Argumenten voor metoclopramide: meer ervaring, onderbouwd door onderzoek bij patiënten in de palliatieve fase.
Argumenten voor domperidon: vermoedelijk even effectief, maar minder kans op centrale bijwerkingen (extrapyramidale bijwerkingen, acathisie = motorische onrust, dystonie, sufheid) - Alternatief is haloperidol 2 dd 1-2 mg p.o./buccaal (druppelvloeistof) of 2 dd 0,5 mg s.c. of i.v. of 1-2 mg/24 uur s.c. of i.v.
stap 2
- dexamethason (monotherapie) 1 dd 4-8 mg p.o., s.c. of i.v.
stap 3
- levomepromazine: 1 dd 6,25-12,5 mg p.o. a.n. of 3,12-6,25 mg s.c. (als monotherapie), kan ook (verdund) in de wangzak worden toegediend
alternatieven
- olanzapine 1-2 dd 5 mg (als monotherapie)

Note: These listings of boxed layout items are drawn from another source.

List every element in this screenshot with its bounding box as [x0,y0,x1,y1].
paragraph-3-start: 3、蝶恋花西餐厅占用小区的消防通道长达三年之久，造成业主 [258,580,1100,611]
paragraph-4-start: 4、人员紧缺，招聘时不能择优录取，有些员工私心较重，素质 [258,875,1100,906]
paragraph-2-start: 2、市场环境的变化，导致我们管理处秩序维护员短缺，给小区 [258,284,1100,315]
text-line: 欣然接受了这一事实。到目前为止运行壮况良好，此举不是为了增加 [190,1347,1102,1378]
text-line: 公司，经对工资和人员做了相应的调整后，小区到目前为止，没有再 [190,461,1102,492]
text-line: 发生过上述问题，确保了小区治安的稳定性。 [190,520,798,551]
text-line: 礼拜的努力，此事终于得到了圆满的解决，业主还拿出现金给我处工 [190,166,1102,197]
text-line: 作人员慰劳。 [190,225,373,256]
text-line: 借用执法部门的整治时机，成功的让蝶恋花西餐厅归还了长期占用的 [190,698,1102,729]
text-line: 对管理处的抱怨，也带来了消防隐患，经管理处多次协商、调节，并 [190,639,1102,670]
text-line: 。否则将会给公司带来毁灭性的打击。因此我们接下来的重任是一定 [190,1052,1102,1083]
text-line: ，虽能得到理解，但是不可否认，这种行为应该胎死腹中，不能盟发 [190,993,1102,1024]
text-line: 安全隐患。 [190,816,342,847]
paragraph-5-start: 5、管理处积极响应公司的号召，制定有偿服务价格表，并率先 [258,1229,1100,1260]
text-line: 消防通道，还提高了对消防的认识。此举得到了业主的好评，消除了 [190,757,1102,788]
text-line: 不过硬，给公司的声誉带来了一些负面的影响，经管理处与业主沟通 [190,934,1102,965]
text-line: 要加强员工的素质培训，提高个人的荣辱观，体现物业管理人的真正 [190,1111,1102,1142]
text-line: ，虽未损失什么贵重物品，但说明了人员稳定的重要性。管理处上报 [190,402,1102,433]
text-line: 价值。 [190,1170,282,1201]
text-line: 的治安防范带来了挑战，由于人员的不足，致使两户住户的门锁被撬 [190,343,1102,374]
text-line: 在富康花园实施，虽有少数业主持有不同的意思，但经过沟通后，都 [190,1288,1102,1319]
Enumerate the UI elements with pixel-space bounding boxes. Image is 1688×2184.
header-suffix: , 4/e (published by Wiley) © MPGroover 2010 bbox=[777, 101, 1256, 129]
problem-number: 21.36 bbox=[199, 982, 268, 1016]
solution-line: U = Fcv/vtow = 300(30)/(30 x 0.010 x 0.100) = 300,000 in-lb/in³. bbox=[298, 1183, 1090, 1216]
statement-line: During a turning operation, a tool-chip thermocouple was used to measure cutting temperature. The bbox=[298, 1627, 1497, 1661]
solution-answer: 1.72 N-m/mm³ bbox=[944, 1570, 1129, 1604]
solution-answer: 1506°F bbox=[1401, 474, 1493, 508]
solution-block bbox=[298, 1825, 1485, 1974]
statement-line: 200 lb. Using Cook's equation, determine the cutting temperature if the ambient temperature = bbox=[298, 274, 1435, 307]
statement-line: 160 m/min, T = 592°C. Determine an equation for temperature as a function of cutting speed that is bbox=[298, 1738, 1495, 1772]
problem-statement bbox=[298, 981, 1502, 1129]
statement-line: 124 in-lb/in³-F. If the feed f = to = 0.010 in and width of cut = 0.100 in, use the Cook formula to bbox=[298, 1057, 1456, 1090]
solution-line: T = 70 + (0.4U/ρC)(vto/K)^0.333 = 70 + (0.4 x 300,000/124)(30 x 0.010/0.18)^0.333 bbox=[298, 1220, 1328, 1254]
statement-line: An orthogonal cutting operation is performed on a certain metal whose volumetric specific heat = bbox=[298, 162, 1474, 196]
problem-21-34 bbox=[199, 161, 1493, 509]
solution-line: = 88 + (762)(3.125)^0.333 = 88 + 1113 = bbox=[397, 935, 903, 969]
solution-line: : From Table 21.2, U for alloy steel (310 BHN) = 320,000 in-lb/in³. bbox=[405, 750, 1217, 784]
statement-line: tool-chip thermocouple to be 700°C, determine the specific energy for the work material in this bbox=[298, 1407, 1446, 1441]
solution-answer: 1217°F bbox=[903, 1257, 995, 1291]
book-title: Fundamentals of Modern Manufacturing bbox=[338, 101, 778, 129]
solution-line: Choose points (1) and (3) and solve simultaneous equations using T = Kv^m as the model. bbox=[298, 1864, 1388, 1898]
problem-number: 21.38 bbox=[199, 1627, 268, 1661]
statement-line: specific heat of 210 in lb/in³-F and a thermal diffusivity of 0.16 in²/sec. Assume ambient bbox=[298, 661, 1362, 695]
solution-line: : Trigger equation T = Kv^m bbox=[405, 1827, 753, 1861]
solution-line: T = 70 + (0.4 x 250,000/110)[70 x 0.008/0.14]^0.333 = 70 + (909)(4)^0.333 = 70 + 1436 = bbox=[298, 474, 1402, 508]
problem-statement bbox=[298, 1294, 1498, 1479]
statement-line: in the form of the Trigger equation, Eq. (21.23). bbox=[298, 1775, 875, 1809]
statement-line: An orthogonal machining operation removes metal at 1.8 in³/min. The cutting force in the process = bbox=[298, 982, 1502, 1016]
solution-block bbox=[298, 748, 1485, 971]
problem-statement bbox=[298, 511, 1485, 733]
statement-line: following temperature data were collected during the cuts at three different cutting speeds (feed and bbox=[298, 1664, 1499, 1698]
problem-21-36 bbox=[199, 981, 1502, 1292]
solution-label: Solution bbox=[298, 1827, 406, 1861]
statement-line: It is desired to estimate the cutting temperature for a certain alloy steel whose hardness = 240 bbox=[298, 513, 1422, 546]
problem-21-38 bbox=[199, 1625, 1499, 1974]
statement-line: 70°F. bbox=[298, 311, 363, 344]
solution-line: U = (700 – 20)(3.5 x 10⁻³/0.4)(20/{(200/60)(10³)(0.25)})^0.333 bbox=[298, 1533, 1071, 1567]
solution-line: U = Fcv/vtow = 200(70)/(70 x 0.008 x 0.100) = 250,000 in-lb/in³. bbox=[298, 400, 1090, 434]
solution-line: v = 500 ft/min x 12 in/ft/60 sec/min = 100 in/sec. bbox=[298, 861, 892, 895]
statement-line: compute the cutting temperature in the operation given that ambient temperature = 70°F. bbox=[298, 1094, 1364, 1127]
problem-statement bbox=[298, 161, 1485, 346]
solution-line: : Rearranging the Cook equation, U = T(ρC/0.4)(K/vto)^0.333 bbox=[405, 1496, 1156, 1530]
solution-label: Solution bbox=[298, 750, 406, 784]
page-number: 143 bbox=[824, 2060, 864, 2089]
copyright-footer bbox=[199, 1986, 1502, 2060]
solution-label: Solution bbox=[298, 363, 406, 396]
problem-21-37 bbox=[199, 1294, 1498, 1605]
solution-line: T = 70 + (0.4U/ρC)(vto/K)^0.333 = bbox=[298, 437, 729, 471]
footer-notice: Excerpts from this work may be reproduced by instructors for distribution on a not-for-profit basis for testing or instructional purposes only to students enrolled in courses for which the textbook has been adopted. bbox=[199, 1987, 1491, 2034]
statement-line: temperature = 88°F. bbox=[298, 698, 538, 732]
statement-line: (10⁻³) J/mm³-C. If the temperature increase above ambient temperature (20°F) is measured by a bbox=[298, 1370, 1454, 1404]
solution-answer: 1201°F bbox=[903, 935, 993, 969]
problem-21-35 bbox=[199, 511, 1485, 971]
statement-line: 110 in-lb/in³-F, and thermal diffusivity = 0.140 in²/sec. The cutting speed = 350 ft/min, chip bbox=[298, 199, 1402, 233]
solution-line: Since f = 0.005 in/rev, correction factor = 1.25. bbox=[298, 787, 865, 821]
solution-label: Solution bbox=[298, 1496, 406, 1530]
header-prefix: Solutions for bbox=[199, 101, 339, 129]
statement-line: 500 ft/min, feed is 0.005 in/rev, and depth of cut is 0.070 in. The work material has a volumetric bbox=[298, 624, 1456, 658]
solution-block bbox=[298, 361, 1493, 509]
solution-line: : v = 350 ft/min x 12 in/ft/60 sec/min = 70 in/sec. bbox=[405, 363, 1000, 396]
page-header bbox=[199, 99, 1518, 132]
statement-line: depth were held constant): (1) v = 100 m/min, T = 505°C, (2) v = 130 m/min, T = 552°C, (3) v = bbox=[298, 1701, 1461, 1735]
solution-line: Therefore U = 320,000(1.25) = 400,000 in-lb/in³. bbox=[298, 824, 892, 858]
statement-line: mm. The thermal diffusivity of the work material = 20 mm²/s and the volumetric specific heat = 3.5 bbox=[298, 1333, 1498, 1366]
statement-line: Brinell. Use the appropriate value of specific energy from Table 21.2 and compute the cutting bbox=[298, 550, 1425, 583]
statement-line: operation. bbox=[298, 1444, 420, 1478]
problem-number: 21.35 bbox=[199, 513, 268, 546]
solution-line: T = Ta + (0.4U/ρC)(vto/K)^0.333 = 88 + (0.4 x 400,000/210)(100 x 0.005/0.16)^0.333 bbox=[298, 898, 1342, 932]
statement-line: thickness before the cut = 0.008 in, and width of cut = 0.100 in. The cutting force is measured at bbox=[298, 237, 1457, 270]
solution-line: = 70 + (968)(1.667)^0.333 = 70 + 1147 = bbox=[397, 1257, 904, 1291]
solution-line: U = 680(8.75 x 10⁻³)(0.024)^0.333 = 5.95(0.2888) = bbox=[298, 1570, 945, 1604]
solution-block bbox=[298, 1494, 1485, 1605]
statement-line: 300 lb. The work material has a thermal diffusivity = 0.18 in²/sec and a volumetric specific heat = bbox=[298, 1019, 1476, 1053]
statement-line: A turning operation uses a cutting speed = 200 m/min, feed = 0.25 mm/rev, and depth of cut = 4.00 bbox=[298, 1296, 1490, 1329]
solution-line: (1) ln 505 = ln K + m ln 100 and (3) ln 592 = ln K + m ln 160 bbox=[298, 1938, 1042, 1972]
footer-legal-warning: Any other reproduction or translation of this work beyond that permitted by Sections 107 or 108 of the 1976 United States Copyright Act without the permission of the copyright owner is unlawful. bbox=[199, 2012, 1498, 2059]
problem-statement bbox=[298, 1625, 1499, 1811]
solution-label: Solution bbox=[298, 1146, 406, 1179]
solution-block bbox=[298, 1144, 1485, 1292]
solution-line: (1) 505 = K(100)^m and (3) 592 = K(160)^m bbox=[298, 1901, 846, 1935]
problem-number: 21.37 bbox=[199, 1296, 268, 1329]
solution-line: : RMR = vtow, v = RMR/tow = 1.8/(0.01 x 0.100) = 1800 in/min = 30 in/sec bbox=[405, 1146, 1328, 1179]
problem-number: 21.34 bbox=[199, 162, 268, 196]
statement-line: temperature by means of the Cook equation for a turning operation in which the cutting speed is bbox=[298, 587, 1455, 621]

- serotonine-antagonisten: ondansetron 2 dd 8 mg p.o. of 1 dd 16 mg supp., granisetron 2 dd 1 mg p.o. of tropisetron 1 dd 5 mg p.o., in principe in combinatie met dexamethason 1 dd 4-8 mg p.o.
Indien psychische factoren mede een rol spelen, kunnen alle bovengenoemde middelen gecombineerd worden met oxazepam 3 d 10 mg p.o. of lorazepam 1-2 mg p.o. of i.v.